Syaikh Muhammad Mutawalli As-Sya'rawi, seorang ulama tafsir Al-Azhar Mesir, pernah menyampaikan dalam tafsirnya terkait ayat di atas bahwa kini umat Islam sedang menantikan janji Allah SWT. Beliau menyebutkan bahwa umat Islam harus hidup dengan keadaan yang lurus dan tak melenceng dari jalan-Nya serta terus memperbaiki kondisi mereka, agar Allah mempercepat janji-Nya.
"Dan kemudian Allah akan memenuhi janji-Nya, di mana kita akan memasuki Masjid Al-Aqsha, dan kita akan mempunyai kesempatan terakhir melawan mereka.
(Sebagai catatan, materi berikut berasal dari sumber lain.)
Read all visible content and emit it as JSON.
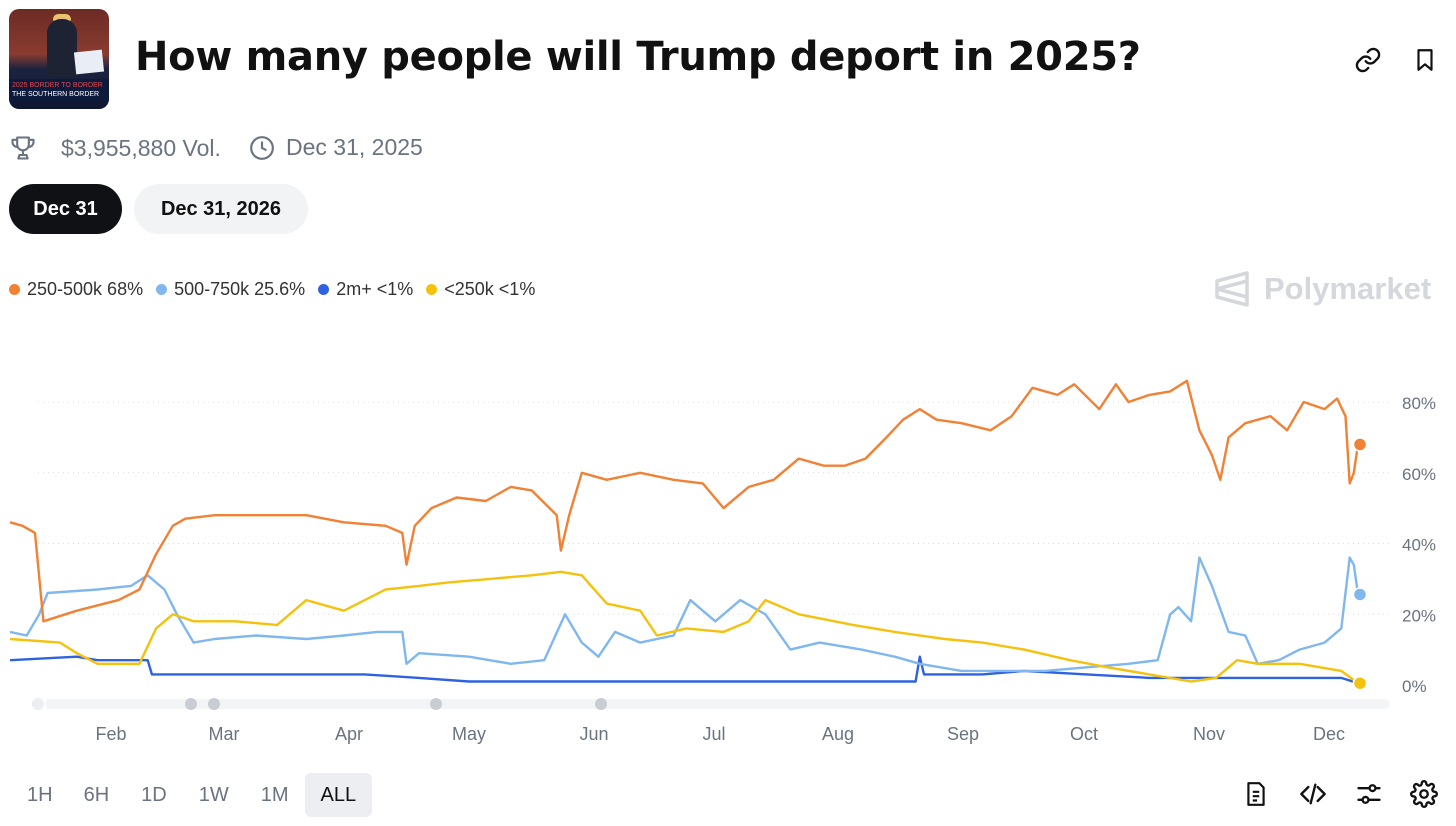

Ini adalah janji yang akan datang, yang tidak diragukan lagi," tutur beliau.
Syaikh As-Sya'rawi juga menegaskan bahwa kerusakan kedua yang dilakukan Bani Israel adalah apa yang terjadi sekarang, karena orang-orang Yahudi akan berkumpul di satu tanah air sehingga janji Tuhan untuk melenyapkan mereka akan terwujud. Hal ini didasarkan pada ayat berikut:
"Dan setelah itu Kami berfirman kepada Bani Israil, 'Tinggallah di negeri ini, tetapi apabila masa berbangkit datang, niscaya Kami mengumpulkan kamu dalam keadaan bercampur baur.'" (QS Al-Isra ayat 104).
Hal ini juga dikuatkan oleh beberapa pendapat mufassir modern lainnya, seperti Sayyid Qutub yang menyebutkan akhir tragis Israel akibat kezaliman mereka seperti yang telah digambarkan dalam Surah Al-Isra di atas. [**]
Penulis: Teuku Alfin Aulia (Founder Halaqah Aneuk Bangsa dan Mahasiswa Fakultas Teknik, Universitas Al-Azhar, Kairo, Mesir)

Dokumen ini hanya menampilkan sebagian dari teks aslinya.